Parametric UMAP¶

In this example, we will set up a paraDime routine that is equivalent to a parametric implementation of UMAP. We will make use of the most important building blocks and methods of a ParametricDR routine. The predefined ParametricUMAP routine is defined in a similar way.

We start with some imports and define our dataset (MNIST handwritten image data):

[1]:

from sklearn import manifold
import torch
import torchvision

from paradime import dr as pddr
from paradime import relations as pdrel
from paradime import transforms as pdtf
from paradime import loss as pdloss
from paradime import utils as pdutils

mnist = torchvision.datasets.MNIST(
    '../data',
    train=True,
    download=True,
)
mnist_data = mnist.data.reshape(-1, 28*28) / 255.
num_items = 5000

Relations¶

Next, we define the global relations. UMAP uses the pairiwse distances between eavh data point and its n nearest neighbors. The number of nearest neighbors n is a hyperparameter set by the user. The nearest neighbors are approximated using a tree-based algorithm. In paraDime, these approximate nearest neighbor relations are implemented as NeighborBasedPDist. UMAP then rescales the distances based on a Gaussian kernel, with kernel widths calculated for each data point by summed comparing kernel values to the binary logarithm of n. In paraDime, this transform is called ConnectivityBasedRescale. Both the NeighborBasedPDist relations and the ConnectivityBasedRescale transform take an n_neighbors parameter, but if the tranform is used inside the relations, the enclosing relations will automatically use the same values, so we only have to specify n once. In this example, we fix n to 30:

[2]:

global_rel = pdrel.NeighborBasedPDist(
    transform=[
        pdtf.ConnectivityBasedRescale(n_neighbors=30),
        pdtf.Symmetrize(subtract_product=True),
    ]
)

Note that we also added a Symmetrize transform. The subtract_product option makes sure that the correct symmetrization for UMAP is used.

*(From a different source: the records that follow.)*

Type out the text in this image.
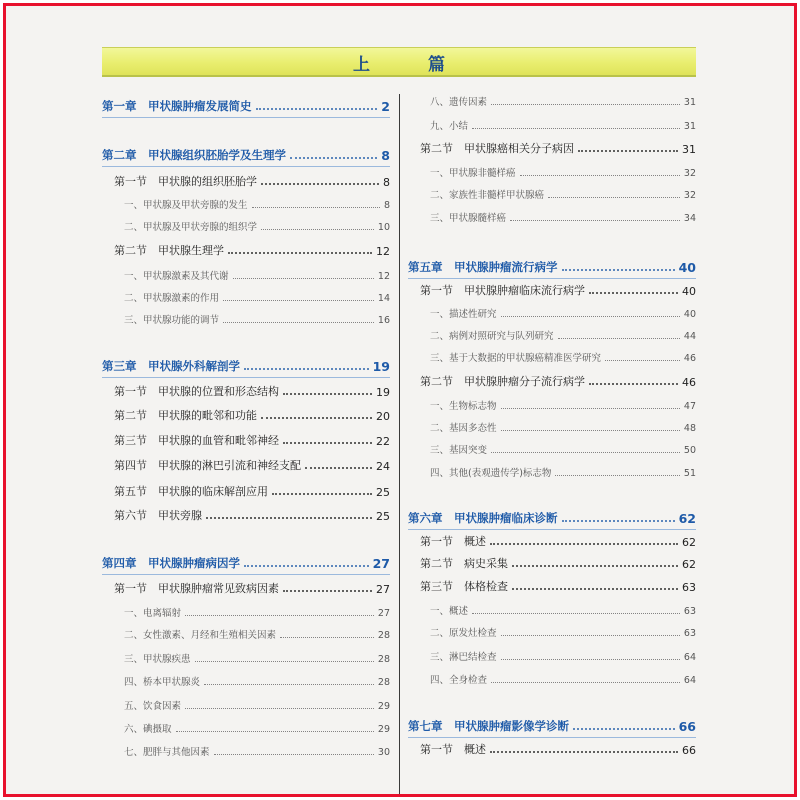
上 篇
第一章　甲状腺肿瘤发展简史	2
第二章　甲状腺组织胚胎学及生理学	8
第一节　甲状腺的组织胚胎学	8
一、甲状腺及甲状旁腺的发生	8
二、甲状腺及甲状旁腺的组织学	10
第二节　甲状腺生理学	12
一、甲状腺激素及其代谢	12
二、甲状腺激素的作用	14
三、甲状腺功能的调节	16
第三章　甲状腺外科解剖学	19
第一节　甲状腺的位置和形态结构	19
第二节　甲状腺的毗邻和功能	20
第三节　甲状腺的血管和毗邻神经	22
第四节　甲状腺的淋巴引流和神经支配	24
第五节　甲状腺的临床解剖应用	25
第六节　甲状旁腺	25
第四章　甲状腺肿瘤病因学	27
第一节　甲状腺肿瘤常见致病因素	27
一、电离辐射	27
二、女性激素、月经和生殖相关因素	28
三、甲状腺疾患	28
四、桥本甲状腺炎	28
五、饮食因素	29
六、碘摄取	29
七、肥胖与其他因素	30
八、遗传因素	31
九、小结	31
第二节　甲状腺癌相关分子病因	31
一、甲状腺非髓样癌	32
二、家族性非髓样甲状腺癌	32
三、甲状腺髓样癌	34
第五章　甲状腺肿瘤流行病学	40
第一节　甲状腺肿瘤临床流行病学	40
一、描述性研究	40
二、病例对照研究与队列研究	44
三、基于大数据的甲状腺癌精准医学研究	46
第二节　甲状腺肿瘤分子流行病学	46
一、生物标志物	47
二、基因多态性	48
三、基因突变	50
四、其他(表观遗传学)标志物	51
第六章　甲状腺肿瘤临床诊断	62
第一节　概述	62
第二节　病史采集	62
第三节　体格检查	63
一、概述	63
二、原发灶检查	63
三、淋巴结检查	64
四、全身检查	64
第七章　甲状腺肿瘤影像学诊断	66
第一节　概述	66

Now we sdefine the batch-wise relations. Here, it iso important to understand that UMAP uses negative-edge sampling. This means, that the batch sampler (which we will specify later in on of the training phases) basically returns a list of pairs of indices of data points, which can be used to calculate the distances along the edges between those data points. (In contrast, regular sampling just returns a batch of item indices and assumes that all pairwise distances will be calculated.) At the moment, the only relations compatible with negative edge sampling in paraDime are DistsFromTo, which we use here:

[3]:

batch_rel = pdrel.DistsFromTo(
    transform=[
        pdtf.ModifiedCauchyTransform(
            min_dist=0.1,
            spread=1,
        )
    ]
)

You can see that we transform the distances with a ModifiedCauchyTransform, which applies a slightly modified Cauchy distribution to the distances. The exact modification is controlled through the UMAP hyperparameters min_dist and spread.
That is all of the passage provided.